Ce beau texte d'Alain Gerber à propos de Philly Joe Jones au "Chat qui pêche" à la toute fin des années soixante, est extrait de ses "Balades en Jazz". Il se trouve que j'eus mois aussi à cette époque l'occasion de vivre semblable expérience , à l'écoute rapprochée de la batterie de "Philly Joe" Jones, l'un des plus prodigieux batteurs de toute l'histoire du jazz.
Philly Joe Jones par F.Wolff
Cela se passait au Musée d'Art moderne, lors d'une série de concerts organisés l'après-midi par Daniel Humair. La rumeur avait couru que "Philly Joe" Jones y participerait. Il accompagnait alors le clarinettiste Tony Scott. La foule des grands jours se pressait à l'ouverture de la salle prêtée par le Musée, à peine assez grande pour accueillir tout ce monde. Il n'y avait bientôt plus aucune place et je me retrouvais, je ne sais comment, assis par terre, à quelques centimètres de la caisse claire de Philly Joe.
Le set débuta avec un peu de retard, et ce fut tout à coup venu de la batterie comme un soudain orage de caisses percutées et d'éclairs de cymbales. Les coups pleuvaient, assénés de haut, d'une précision extrême, à la fois rapides et comme au ralenti. Encore aujourd'hui, je ressens encore comme si c'était hier, l'incroyable impression physique procurée en direct par le jeu de Philly Joe Jones, dans toute sa dynamique et l'intensité de sa projection acoustique.
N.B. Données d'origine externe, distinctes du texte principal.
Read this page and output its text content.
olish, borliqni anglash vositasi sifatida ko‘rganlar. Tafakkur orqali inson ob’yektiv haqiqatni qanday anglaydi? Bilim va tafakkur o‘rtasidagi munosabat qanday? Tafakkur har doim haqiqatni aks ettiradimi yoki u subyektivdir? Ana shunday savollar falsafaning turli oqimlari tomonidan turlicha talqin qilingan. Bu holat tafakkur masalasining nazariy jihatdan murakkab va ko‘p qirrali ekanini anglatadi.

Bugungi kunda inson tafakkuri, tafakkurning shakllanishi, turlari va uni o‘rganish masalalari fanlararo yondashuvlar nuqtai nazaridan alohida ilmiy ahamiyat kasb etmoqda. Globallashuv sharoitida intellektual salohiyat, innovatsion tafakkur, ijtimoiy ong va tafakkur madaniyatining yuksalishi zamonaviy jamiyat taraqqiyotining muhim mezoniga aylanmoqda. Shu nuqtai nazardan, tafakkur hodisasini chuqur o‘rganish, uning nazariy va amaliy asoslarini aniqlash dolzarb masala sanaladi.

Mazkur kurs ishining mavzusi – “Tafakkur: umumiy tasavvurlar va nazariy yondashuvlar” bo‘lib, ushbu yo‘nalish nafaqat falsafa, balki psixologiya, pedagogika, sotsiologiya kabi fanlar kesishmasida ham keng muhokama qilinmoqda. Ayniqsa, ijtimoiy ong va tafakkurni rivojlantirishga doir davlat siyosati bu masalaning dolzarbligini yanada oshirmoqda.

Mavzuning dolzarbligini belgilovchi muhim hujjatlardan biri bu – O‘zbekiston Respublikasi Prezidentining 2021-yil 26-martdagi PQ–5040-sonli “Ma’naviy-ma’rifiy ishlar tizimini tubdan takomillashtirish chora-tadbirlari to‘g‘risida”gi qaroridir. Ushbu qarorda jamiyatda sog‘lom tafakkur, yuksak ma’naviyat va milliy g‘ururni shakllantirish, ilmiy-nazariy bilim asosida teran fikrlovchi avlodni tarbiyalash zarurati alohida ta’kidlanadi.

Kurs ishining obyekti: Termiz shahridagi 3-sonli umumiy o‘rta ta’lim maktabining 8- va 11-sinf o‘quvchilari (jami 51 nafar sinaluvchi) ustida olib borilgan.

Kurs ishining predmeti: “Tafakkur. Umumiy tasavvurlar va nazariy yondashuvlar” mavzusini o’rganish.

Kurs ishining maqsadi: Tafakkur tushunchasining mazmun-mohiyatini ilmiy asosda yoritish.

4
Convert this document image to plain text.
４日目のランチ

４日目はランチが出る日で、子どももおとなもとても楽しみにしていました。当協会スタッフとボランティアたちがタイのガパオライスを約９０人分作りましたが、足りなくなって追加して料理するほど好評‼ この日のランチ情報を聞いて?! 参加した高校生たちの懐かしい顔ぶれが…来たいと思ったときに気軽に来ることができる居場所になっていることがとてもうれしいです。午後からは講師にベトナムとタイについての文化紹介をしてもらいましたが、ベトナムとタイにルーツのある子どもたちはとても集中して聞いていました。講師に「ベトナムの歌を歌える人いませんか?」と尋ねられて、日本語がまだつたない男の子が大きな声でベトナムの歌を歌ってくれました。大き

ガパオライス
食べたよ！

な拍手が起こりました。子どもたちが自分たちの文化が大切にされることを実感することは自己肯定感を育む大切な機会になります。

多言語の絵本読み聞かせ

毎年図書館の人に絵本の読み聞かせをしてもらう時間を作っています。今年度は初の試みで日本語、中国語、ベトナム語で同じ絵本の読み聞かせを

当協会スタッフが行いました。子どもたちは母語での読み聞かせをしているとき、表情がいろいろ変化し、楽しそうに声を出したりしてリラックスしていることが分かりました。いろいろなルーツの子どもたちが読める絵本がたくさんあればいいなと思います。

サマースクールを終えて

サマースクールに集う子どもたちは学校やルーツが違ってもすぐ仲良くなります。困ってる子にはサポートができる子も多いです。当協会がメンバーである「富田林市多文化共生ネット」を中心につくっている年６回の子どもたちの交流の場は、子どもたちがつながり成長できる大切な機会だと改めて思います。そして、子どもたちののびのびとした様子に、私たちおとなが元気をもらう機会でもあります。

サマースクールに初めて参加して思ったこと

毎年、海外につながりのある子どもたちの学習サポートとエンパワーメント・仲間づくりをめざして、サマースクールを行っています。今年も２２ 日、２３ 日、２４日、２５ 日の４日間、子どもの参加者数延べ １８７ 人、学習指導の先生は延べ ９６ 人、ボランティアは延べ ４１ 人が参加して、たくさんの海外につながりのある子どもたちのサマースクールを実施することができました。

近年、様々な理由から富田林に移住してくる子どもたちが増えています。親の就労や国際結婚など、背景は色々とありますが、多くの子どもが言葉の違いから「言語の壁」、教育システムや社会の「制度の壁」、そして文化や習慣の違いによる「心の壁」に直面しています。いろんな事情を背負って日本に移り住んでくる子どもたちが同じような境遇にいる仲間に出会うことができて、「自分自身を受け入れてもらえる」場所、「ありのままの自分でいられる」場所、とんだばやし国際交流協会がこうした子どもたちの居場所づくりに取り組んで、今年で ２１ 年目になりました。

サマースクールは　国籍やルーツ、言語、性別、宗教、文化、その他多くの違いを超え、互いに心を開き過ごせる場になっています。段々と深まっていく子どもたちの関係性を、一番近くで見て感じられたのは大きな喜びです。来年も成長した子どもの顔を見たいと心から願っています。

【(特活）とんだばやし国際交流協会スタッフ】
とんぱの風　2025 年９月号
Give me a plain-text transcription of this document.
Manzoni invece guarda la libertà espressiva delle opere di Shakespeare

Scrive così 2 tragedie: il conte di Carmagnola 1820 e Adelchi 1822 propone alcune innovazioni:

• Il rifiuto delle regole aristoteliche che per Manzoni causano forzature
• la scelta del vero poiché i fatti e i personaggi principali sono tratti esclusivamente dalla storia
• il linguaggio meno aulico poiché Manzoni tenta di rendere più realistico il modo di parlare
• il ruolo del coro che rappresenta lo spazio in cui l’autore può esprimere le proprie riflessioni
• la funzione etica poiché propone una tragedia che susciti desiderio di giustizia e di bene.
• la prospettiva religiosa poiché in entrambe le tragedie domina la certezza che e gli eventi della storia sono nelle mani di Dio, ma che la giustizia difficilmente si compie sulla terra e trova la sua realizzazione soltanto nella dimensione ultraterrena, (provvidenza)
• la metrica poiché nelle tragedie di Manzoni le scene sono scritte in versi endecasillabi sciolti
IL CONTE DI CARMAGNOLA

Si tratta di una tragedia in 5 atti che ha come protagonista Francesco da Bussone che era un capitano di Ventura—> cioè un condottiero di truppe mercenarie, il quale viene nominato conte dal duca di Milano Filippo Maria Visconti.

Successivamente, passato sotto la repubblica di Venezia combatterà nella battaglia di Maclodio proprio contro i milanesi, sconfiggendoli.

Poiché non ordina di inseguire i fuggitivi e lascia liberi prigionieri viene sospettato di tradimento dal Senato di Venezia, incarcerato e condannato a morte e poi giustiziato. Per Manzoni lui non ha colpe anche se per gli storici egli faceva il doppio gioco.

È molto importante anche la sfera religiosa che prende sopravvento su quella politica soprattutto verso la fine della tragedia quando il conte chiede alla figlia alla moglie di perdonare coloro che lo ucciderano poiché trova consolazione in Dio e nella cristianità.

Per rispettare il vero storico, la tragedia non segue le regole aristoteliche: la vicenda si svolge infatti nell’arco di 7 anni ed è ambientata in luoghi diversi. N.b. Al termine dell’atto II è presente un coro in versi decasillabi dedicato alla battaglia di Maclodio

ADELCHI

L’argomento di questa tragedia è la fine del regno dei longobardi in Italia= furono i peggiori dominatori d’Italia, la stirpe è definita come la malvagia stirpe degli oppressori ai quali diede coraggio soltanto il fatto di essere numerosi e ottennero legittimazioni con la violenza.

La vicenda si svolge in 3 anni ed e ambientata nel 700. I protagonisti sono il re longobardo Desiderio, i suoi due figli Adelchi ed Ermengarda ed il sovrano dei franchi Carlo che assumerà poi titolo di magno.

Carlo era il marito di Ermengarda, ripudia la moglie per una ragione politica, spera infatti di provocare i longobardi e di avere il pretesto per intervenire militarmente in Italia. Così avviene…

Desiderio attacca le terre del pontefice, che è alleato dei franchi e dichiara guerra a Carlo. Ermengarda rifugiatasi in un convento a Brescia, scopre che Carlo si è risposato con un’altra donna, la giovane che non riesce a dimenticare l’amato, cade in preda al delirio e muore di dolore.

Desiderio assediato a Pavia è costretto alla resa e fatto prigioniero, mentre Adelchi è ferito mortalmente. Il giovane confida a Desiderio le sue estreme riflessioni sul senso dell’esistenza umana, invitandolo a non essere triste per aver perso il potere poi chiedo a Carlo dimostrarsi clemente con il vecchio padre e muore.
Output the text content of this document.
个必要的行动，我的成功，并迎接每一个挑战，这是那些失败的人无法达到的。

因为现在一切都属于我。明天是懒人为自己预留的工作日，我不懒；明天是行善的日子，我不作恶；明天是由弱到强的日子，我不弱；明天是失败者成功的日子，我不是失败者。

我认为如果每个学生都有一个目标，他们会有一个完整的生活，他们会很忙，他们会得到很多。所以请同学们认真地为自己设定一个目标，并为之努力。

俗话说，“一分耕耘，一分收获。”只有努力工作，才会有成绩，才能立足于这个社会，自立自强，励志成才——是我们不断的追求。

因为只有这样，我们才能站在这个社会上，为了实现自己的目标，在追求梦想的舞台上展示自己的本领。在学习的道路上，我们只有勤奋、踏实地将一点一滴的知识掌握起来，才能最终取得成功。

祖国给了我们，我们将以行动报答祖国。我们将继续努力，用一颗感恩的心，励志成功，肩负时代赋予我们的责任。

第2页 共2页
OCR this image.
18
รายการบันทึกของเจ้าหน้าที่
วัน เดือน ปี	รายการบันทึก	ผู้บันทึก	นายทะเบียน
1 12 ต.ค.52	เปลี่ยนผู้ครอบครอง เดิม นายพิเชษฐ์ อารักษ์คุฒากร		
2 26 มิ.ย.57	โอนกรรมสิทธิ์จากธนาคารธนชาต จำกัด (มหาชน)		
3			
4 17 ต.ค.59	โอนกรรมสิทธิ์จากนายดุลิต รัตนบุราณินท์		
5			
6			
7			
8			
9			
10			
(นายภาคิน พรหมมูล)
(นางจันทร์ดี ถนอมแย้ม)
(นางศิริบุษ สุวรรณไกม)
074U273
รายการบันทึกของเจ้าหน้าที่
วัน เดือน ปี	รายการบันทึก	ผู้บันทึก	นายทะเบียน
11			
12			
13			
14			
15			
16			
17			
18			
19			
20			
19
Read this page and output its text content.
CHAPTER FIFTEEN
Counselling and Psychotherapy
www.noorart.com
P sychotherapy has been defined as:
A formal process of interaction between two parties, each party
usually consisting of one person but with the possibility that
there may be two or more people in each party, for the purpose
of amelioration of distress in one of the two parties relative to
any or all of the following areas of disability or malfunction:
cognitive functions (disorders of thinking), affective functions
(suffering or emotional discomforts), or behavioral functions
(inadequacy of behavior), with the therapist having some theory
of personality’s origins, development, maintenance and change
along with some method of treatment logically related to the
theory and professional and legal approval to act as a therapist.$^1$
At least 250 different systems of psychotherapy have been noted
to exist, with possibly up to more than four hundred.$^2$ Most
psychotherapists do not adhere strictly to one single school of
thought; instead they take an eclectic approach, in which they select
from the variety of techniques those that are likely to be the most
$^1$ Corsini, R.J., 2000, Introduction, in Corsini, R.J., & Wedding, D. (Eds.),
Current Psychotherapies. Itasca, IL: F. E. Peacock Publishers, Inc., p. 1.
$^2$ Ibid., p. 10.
Malgré l'inévitable filtre de l'enregistrement , les disques parviennent à en donner une idée plus ou moins approchante, à commencer par mon favori, l'indispensable "Workin" du quintet historique de Miles Davis, avec Coltrane. On l'y entend introduire à sa manière explosive, "Half Nelson", triomphant emblème be-bop, sur les harmonies du "Lady Bird" de Tadd Dameron. Dans "Trane's blues" la prise de son de Rudy Van Gelder restitue à la perfection dans toute sa brillance et sa richesse spectrale l'attaque de la grande cymbale ride de Philly Joe Jones quand il y entretenait l'imperturbable et sublime pulsation dont il avait le secret en tempo medium.
La plage en trio, "Ahmad's blues", après un l'exposé du thème introduit sur un shuffle de "high hat" mi ouverte, donne lieu à une série de formidables échanges piano/batterie en quatre-quatre, tant aux baguettes que pour finir aux balais, dans l'usage desquels Philly Joe démontre sa maîtrise inégalée.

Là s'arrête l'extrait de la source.